Mais à mesure que mon anglais s’améliorait à force de travailler et de vivre dans une communauté plus ou moins anglophone, je commençai à ne plus me satisfaire des parties des poèmes afrikaans qui ne passaient pas bien en anglais. Je commençai alors à opérer des changements. Je récrivis, me servis d’autres rythmes, commençai à utiliser les poèmes et les échos anglais, en sorte que les poèmes traduits devinrent souvent de nouveaux poèmes. Je devins de plus en plus consciente de la différence entre une traduction et ce que l’on appelle une auto-traduction. Le traducteur a à être loyal envers l’œuvre telle qu’elle est ; sa compétence et sa créativité doivent rendre justice au texte existant dans la nouvelle traduction. Mais dès que je traduis mes propres poèmes, je ne ressens plus aucune loyauté envers le vieux texte, qui existait, était bien là, vivait sa propre vie, alors que ma loyauté, ma compétence et ma créativité se tournent vers le nouveau texte, le nouveau processus et la nouvelle vie de ce poème.

Comment pouvais-je y parvenir dans une culture qui ne m’était pas familière ? Je gardai les structures du poème afrikaans tout en commençant pour la première fois à faire confiance à l’instinct créateur y compris dans la langue étrangère.
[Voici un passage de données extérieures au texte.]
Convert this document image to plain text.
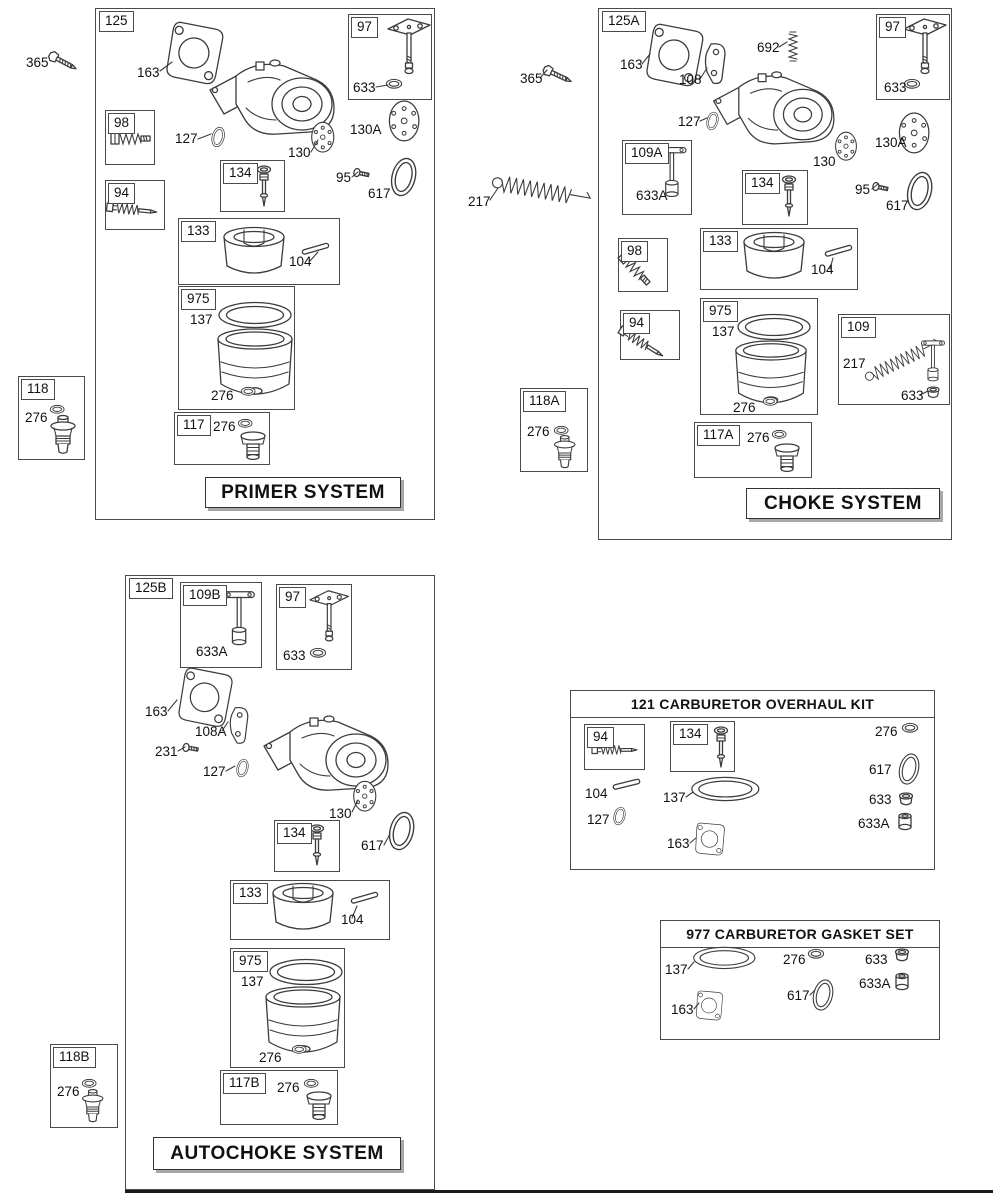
97
98
94
134
133
975
118
117
125
365
163
633
127
130
130A
95
617
104
137
276
276
276
PRIMER SYSTEM
97
109A
134
98
133
94
975
109
118A
117A
125A
365
163
108
692
633
127
633A
130
130A
95
617
217
104
137
276
217
633
276	276
CHOKE SYSTEM
109B	97
134
133
975
118B
117B
125B
633A	633
163
108A
231
127
130
617
104
137
276
276	276
AUTOCHOKE SYSTEM
94	134	276
617
104	137	633
127	633A
163
121 CARBURETOR OVERHAUL KIT
137
276	633
617
633A
163
977 CARBURETOR GASKET SET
C’est ainsi que mon oreille, initialement fiable pour le seul afrikaans, devint peu à peu plus sûre en anglais. J’ai aussi souvent donné des lectures publiques où j’ai mis en avant cette tonalité anglaise avec son timbre afrikaans. Je me suis ainsi autorisée à travailler de façon créative, non comme traductrice, mais en faisant un nouveau poème à partir de l’ancien.

En d’autres mots, le second procès créateur devient plus important que le fait de rester fidèle au premier.

J’ai regardé de près l’écriture d’un auteur connu qui fut le premier écrivain Afrikaner à avoir commencé à publier aussi bien en afrikaans qu’en anglais. Certains critiques disent que ses descriptions sont devenues plus générales et de moins en moins culturellement spécifiques, ce qui enlevait beaucoup à la merveilleuse couleur qui était dans ses écrits. C’est pour cela que j’ai toujours procédé à partir de poèmes finis et publiés, afin d’être sûre que la voix poétique intérieure avait été au bout et déroulé toute la logique poétique de ce que je voulais dire. Dans le Pays de mon crâne (Country of my Skull), mon livre sur la Commission Vérité et Réconciliation en Afrique du Sud, il y a un chapitre que j’ai écrit directement en anglais : celui sur Winnie Mandela. C’est le chapitre pour lequel j’ai toujours reçu le plus de critiques en termes de jugement moral et je me suis souvent demandé s’il serait devenu un autre chapitre si je l’avais tout d’abord écrit en afrikaans.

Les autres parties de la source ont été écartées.